If you think we are not going downhill fast look at the murders in Northern Ireland in this past week!
It seems that society is behaving like an alcoholic in the last throws of alcoholism, flailing about like mad men, lashing out at anyone and everyone. There are pockets of sanity, and periods of relative peace, but the family of nations is simply waiting on the next atrocity.
This time of madness will pass, but we are nowhere near the end of it yet: rock bottom may be another hundred years down the line. There are many possible outcomes but the one that I think most likely will be is that Europe rediscovers its Christian roots and realizes the treasure it had in the Christian faith.
This is not the first time in history that a great empire has fallen from within. The Roman Empire took centuries to fall; the barbarians invaded gradually from the outside until the weight of their numbers overran the empire.
The same thing is happening to Europe now. Many different nations are slowly invading the continent. Eventually we will wake up and find we do not know the place. But out of this new multicultural mix something new shall develop and it shall probably be something better than what we have today.
When Rome finally fell, Pope Gregory the Great is reputed to have said, “The end of civilization does not mean the end of the world.”

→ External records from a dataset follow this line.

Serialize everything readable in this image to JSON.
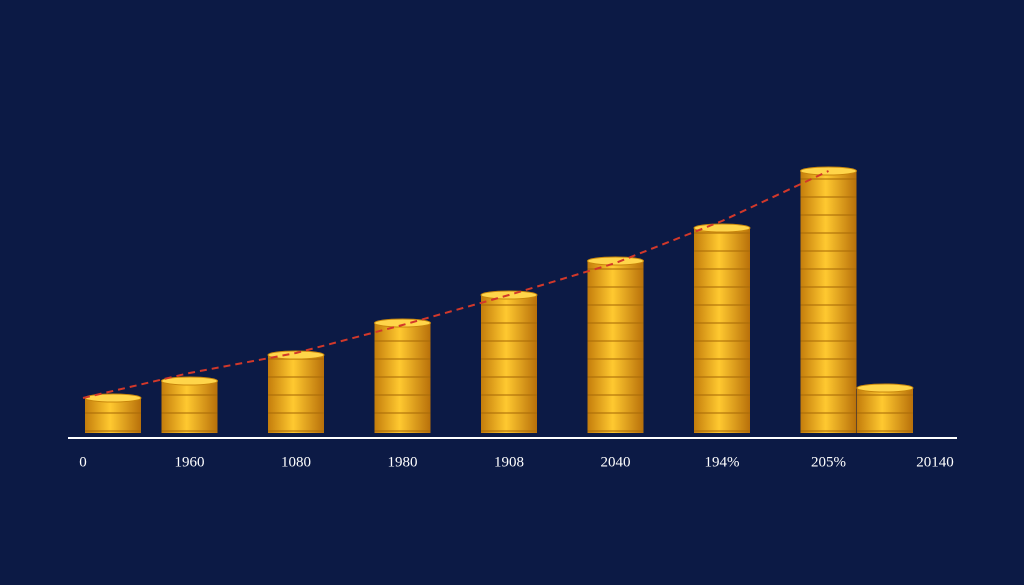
{
  "chart_data": {
    "type": "bar",
    "categories": [
      "0",
      "1960",
      "1080",
      "1980",
      "1908",
      "2040",
      "194%",
      "205%",
      "20140"
    ],
    "values": [
      35,
      52,
      78,
      110,
      138,
      172,
      205,
      262,
      45
    ],
    "color": "#f2b51e",
    "line": {
      "color": "#d2382a",
      "values": [
        35,
        60,
        80,
        108,
        138,
        170,
        212,
        262,
        null
      ]
    },
    "ylim": [
      0,
      300
    ]
  }
}
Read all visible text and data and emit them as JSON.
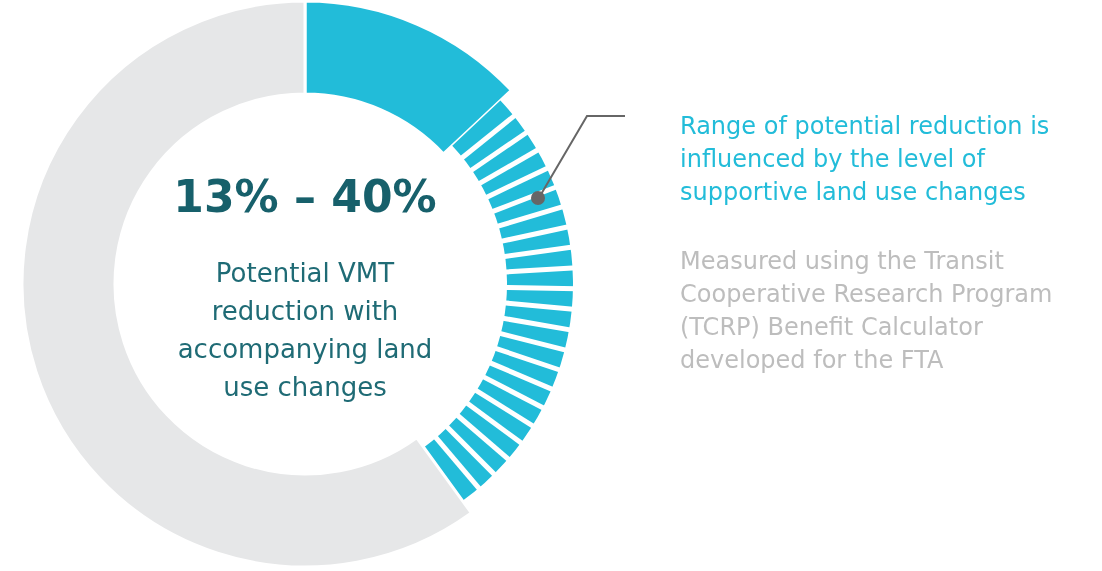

In the early 500s Europe went into the Dark Ages. The only centre of learning left in the then known world was Ireland, and from our shores people left to bring Christianity back to Europe.
Telling ourselves the lie that everything is alright and that we are doing nothing wrong in the Middle East, is not going to work. But there is no need for despair: people have a way of coming round and making the best of a bad situation.
The men the world needs to hear are men like the current and last two popes, Francis, Benedict and John Paul. In 500 years the inhabitants of Europe will look at the writings of Benedict and John Paul and ask, “How could the Europeans of that time not see the wisdom in what these men were writing. Instead they listened to vain politicians who told them what they wanted to hear, fed their egos and led them, like the Pied Piper of Hamelin, to nowhere.”
It’s a pity we won’t be around to see the outcome of it all! Hopefully we’ll get a good ringside view from heaven.
The views expressed are not necessarily those of
the editor but are the views of the writer.